In the latest issue of T Magazine, fashion critic Alexander Fury profiled Anne-France Dautheville, the 72-year-old French journalist who, in the ‘70s and ‘80s, rode a motorcycle from Paris to Afghanistan and then across the world—the first woman to do so—before writing Une demoiselle sur une moto, a memoir of her journeys.
For the fashion house Chloé, she proved a fitting muse for its Fall 2016 collection, “tying Chloé’s ’70s silhouette—skinny torso, high waists, flares and platform shoes—to a new spirit of female independence, epitomized by her travels,” writes Fury. Dautheville’s rugged cool resonated with Chloé’s creative director, Clare Waight Keller, who approached the modest writer as inspiration.
After that visit, it became even clearer that Dautheville perfectly aligned with Chloé’s history of strong heroines: the women who have inspired the clothes which, as Waight Keller emphasizes, are shorn of any visible logo, as well as the previous designers behind them, from Martine Sitbon to Stella McCartney. Waight Keller cites ongoing inspirations, such as Charlotte Rampling or Jane Birkin, “the obvious ones, who if you asked people on the street who they’d say was a ‘Chloé Girl.’ ” Dautheville fits in perfectly, albeit with slightly less everyman recognition.

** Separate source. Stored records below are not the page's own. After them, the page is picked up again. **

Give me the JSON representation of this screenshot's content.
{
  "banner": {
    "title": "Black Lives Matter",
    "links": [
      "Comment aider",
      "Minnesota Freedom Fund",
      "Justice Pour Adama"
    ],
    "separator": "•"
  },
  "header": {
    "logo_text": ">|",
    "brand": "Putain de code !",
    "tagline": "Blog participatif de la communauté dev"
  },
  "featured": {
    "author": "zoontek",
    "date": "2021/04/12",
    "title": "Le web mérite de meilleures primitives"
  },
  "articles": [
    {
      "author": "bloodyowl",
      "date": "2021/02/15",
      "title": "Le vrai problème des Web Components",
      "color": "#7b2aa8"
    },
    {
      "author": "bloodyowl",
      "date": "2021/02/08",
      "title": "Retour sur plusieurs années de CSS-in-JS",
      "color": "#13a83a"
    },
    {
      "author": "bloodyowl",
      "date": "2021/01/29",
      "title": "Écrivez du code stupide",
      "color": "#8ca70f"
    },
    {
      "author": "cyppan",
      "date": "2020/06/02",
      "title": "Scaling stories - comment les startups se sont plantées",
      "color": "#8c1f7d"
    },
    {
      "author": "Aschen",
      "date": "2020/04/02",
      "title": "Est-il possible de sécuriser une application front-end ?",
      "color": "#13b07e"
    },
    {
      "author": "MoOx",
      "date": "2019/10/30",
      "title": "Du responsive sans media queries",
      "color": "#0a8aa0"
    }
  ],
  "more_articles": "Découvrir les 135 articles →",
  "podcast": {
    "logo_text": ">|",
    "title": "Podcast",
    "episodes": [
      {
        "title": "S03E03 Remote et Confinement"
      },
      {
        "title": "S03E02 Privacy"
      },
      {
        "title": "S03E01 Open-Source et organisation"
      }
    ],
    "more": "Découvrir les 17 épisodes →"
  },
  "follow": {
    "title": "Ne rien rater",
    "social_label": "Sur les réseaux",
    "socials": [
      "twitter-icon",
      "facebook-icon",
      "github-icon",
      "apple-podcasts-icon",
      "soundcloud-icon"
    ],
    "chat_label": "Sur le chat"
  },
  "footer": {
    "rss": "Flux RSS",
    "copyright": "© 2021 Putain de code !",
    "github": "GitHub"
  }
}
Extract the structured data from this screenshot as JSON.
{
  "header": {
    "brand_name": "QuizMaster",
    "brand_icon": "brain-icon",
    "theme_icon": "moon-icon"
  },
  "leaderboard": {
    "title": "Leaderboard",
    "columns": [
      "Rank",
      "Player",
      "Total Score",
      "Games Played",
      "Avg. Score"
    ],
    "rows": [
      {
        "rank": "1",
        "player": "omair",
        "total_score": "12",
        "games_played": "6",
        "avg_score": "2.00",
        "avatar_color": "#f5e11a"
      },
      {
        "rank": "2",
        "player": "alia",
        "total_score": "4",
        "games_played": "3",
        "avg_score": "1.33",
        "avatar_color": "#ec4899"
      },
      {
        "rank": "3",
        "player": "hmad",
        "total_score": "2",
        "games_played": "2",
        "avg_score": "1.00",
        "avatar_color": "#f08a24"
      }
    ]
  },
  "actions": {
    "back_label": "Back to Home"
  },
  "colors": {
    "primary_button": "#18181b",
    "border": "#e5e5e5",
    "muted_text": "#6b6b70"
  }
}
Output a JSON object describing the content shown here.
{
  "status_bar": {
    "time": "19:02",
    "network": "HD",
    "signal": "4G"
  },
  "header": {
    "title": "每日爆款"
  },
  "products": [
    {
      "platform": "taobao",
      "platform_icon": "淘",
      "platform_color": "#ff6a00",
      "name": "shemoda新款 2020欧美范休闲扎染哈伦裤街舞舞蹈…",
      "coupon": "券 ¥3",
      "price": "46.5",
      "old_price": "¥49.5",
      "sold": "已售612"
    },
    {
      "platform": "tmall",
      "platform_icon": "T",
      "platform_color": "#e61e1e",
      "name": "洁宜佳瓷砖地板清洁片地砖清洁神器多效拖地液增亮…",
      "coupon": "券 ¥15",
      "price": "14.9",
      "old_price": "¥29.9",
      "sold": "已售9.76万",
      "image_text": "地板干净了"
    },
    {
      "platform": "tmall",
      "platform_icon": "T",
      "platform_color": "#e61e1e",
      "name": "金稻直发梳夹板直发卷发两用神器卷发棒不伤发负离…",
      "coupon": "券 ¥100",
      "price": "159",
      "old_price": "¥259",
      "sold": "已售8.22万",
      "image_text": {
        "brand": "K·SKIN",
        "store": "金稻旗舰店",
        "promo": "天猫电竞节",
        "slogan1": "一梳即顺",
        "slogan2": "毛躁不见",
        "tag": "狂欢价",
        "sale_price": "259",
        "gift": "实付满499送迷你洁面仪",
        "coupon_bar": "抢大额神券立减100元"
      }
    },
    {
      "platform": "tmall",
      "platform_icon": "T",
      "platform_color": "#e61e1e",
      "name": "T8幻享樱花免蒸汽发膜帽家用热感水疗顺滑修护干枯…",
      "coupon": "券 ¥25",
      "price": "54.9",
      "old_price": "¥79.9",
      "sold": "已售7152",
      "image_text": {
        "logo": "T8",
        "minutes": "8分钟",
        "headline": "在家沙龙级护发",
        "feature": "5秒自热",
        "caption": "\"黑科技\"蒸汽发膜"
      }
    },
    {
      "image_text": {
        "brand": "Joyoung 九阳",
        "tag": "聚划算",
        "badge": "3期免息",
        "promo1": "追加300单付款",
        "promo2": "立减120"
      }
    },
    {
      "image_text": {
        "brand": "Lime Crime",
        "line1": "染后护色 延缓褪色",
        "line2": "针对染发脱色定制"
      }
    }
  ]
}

Fury links the freedom and independence of Dautheville with the clothes—not the way they’re inspired by her old photos, tooling around the flat earth looking as cool as could be, but also the way such tough “personality,” as Waight Keller puts it, can be embodied through osmosis, that artistic spirit emerging through leather pants and tough trenches and non-constricting gowns. Most importantly, though, now we’ve got a whole host of new books to read.